Thursday, October 10, 2013

What Is My Home? - by Courtney Lipp




The year was 2003 and my location at the time was West Richland, a small town in Washington State. This place is named for those normal people that needed to know where my legally bonded house was ten years ago. This was the place I lived at when I was nine years old, but it wasn’t my home, my home was nothing like that place.
Home in my eyes is a place of happiness and safety, so why wasn’t this house in Tri-Cities my home. What was my home? At this point in my life my parents were always bickering which later lead to the divorce, but I’m getting ahead of my self.

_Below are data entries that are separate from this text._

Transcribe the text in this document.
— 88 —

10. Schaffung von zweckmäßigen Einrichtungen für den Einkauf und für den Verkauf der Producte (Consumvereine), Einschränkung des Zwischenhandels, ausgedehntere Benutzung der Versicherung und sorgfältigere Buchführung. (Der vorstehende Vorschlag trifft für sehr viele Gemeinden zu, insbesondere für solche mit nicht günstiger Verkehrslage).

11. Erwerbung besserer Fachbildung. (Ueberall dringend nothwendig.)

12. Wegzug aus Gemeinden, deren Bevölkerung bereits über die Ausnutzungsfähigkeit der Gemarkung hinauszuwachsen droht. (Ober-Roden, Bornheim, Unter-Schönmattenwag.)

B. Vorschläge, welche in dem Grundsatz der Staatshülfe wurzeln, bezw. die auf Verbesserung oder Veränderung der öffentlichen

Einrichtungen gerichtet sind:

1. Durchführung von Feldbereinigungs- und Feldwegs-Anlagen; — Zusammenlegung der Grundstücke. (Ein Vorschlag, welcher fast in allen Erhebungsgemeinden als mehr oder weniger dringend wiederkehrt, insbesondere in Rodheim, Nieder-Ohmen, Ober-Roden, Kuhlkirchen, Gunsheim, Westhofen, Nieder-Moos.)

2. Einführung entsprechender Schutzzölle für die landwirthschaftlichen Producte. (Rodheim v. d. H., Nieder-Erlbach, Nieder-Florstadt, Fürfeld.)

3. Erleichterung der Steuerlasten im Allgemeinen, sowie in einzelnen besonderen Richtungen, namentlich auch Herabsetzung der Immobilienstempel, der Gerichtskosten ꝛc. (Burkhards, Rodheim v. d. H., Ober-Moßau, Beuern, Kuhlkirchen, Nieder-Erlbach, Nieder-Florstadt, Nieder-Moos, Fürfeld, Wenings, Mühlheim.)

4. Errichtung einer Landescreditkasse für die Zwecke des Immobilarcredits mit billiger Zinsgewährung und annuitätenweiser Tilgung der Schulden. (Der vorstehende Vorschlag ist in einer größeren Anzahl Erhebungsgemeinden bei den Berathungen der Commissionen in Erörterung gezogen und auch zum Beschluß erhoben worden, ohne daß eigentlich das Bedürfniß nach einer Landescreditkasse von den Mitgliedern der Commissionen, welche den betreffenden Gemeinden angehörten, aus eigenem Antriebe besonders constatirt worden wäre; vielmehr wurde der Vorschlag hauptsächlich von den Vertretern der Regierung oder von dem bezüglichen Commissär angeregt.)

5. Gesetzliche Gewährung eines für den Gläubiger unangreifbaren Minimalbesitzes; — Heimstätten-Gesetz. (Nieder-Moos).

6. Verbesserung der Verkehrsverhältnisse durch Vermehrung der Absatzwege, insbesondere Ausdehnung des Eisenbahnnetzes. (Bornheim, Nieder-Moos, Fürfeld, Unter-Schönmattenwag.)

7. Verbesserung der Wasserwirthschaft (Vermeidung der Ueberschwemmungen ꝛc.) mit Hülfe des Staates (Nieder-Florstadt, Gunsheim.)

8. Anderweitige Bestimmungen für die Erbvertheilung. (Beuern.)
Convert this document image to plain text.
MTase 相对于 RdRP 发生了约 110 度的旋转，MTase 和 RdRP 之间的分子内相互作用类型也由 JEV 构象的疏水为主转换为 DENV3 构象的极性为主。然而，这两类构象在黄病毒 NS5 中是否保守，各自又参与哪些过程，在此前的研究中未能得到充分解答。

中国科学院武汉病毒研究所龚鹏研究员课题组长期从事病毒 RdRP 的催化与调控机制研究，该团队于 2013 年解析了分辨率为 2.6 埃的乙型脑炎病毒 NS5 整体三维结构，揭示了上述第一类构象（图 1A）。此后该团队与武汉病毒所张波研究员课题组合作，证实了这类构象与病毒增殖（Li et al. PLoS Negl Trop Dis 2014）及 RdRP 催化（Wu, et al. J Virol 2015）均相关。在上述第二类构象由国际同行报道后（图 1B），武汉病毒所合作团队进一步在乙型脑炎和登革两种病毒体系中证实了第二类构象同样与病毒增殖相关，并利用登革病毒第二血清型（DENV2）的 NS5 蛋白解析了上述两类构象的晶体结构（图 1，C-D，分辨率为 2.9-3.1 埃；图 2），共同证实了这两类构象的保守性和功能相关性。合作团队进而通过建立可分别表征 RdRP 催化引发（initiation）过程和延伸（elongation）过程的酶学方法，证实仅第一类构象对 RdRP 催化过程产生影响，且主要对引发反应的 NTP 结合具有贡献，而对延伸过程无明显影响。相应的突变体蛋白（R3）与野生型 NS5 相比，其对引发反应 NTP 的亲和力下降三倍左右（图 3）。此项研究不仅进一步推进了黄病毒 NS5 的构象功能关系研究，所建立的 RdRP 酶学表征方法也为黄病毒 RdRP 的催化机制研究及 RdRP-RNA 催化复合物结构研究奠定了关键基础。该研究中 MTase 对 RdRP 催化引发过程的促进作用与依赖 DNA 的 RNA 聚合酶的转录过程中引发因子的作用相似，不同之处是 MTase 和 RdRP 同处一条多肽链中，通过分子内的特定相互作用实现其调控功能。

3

Also at this time of my life my baby sister was two years old, which meant that everything was hers. So I a little girl lost all the old attention and lost all self-esteem. This was also the point of my life where my iron levels had received a higher place value, which had caused my body to gain weight.
This meant kids at school started to look at me funny and most of them had decide that because I was different that they no longer wanted to be my friend. So not only was this a bad time of life for me it was also the best.
This time of life lead me to my home; my home is a playground that is located one block away from where my legal address was. My mother let me go there any time I wanted and if I didn’t ask my parents it wasn’t bad because they always knew where to find me. What made me so fond of this playground was that it was my moment of freedom.
This playground had a chain-linked fence surrounding it, which allowed me to know that no one bad could ever get in, making it a safe quiet place to be. While I was spending most of my time at that park I was the happiest nine-year-old girl ever.


I had been such a lonely girl that when it came down to another person I was never bothered. I had always thought to myself that when it came down to it, I believed that I would never ever have to play with another person in my life. So when I went to the park, the one thing that got my whole attention was something so simple named swing. Swing could take me quite anywhere I wanted to be and all I had to do was close my eyes and pump my legs, lifting higher and higher away from my problems and hoping to never have to go back, but I always had to press the brakes to go back to reality.
I always knew that when I had to get away from the world I would at all times have the swing to take me there. My home was a playground two blocks away from my legal address as a child, and now I don’t know where it is.